Barton asked if that situation supported the fee-only advisor community’s argument that theirs is the better model for serving the public.
“Simply because they don’t pay a commission doesn’t necessarily make them the best product for the client,” Feldman said. “I don’t believe there are any fee-only long-term-care products. So, they don’t sell it because they have a commission?”
Barton said he agreed and added: “And the fee-only planner still is over $2,500 for planning. I agree with you that the middle market and the under market are very poorly served. How many families can write a check for $2,500 just for the planning?”
Feldman also said the industry has unrealized potential in the growing population of minorities. “There’s a huge opportunity in the minority markets,” he said. “And nobody is really recruiting and doing an effective job in communicating with them and yet they’re the people most likely to buy it.”
Barton also asked about the future of print publications such as InsuranceNewsNet Magazine in the digital age.
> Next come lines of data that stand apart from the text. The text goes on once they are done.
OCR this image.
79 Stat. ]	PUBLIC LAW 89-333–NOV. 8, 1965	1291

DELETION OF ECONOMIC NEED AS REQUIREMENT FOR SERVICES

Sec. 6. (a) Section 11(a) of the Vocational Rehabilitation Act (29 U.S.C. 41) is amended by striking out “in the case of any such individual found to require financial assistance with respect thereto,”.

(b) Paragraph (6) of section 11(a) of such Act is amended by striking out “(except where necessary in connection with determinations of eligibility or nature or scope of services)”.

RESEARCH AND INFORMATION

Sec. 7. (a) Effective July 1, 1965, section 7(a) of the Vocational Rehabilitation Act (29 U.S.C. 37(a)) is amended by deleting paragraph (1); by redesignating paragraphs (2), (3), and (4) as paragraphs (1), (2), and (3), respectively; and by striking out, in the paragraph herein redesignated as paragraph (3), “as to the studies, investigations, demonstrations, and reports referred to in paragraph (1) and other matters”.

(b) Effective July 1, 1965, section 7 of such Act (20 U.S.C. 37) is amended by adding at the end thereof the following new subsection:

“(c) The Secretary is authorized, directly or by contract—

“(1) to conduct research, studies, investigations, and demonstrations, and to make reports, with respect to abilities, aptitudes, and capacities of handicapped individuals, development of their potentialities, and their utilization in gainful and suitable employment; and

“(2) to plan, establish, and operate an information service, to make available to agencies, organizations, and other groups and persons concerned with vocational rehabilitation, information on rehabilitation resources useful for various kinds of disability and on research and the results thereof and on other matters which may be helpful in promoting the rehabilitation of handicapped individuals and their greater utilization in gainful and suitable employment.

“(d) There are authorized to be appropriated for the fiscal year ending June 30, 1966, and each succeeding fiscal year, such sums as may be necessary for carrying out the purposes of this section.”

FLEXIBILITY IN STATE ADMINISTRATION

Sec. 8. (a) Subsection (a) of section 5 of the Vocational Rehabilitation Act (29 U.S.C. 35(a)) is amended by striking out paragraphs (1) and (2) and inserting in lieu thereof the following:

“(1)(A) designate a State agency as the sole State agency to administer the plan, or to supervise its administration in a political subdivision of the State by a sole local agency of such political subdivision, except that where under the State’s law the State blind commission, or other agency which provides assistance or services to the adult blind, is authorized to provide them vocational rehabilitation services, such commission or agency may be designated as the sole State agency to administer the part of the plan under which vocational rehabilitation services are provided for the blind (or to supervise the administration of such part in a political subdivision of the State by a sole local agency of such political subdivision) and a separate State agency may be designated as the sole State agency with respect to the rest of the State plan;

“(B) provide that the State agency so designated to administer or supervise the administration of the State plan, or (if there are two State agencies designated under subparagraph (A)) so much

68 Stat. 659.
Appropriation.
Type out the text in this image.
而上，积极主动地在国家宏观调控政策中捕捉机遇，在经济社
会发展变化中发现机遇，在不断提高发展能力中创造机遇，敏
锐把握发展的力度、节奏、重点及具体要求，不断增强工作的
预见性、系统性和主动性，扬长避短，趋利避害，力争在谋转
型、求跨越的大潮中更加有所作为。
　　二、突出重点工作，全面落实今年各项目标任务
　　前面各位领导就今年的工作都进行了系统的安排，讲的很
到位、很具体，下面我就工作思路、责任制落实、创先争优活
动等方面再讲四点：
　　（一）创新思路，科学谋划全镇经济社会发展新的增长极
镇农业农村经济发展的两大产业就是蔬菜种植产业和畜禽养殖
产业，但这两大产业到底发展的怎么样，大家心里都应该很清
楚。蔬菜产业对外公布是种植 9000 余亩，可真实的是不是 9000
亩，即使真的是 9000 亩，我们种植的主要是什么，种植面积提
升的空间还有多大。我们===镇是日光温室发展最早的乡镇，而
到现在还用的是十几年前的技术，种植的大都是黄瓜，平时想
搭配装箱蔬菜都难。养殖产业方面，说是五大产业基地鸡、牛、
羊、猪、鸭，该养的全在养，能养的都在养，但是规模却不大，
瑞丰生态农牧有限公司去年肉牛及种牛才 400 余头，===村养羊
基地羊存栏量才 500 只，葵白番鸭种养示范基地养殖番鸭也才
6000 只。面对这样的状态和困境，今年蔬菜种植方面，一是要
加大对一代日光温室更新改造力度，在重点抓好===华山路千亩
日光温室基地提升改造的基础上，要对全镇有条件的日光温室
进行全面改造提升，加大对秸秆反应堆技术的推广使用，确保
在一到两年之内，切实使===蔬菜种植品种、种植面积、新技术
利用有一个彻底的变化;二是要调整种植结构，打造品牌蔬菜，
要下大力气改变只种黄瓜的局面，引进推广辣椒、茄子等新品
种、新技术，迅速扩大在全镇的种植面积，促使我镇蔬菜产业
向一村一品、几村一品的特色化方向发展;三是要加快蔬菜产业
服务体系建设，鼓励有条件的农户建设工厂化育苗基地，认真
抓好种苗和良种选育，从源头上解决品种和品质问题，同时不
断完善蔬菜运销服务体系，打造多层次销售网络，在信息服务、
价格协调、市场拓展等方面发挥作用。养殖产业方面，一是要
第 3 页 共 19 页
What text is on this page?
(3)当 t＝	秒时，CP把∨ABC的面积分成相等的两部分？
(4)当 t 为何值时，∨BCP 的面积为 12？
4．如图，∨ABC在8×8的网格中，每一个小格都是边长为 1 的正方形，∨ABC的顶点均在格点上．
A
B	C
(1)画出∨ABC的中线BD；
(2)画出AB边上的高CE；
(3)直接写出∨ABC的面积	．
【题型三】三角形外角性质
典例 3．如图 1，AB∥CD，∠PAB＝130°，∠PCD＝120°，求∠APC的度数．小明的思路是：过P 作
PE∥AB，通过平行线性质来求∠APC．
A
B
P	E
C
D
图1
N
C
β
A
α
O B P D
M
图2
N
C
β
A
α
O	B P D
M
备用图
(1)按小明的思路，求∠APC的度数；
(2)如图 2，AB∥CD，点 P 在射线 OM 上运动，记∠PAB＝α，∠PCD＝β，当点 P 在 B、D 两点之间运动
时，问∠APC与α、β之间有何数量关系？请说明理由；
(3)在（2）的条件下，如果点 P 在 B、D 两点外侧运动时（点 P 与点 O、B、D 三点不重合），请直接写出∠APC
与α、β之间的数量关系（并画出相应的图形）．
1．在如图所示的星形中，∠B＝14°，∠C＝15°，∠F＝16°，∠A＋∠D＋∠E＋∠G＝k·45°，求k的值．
Feldman said there is still a place for print because readers still want that physical magazine in hand – but he agreed that technology is definitely shifting the balance between the paper and the digital.
“It’s a different experience than what you get off of an e-reader or a mobile phone,” he said. “But the mobile phone is the future and it’s definitely taking the publishing industry by storm because people are becoming news junkies with their mobile devices. They’re spending more time on news sites.”
Barton said he himself is one of those InsuranceNewsNet addicts. “You have a very robust website. I look at it several times a week.”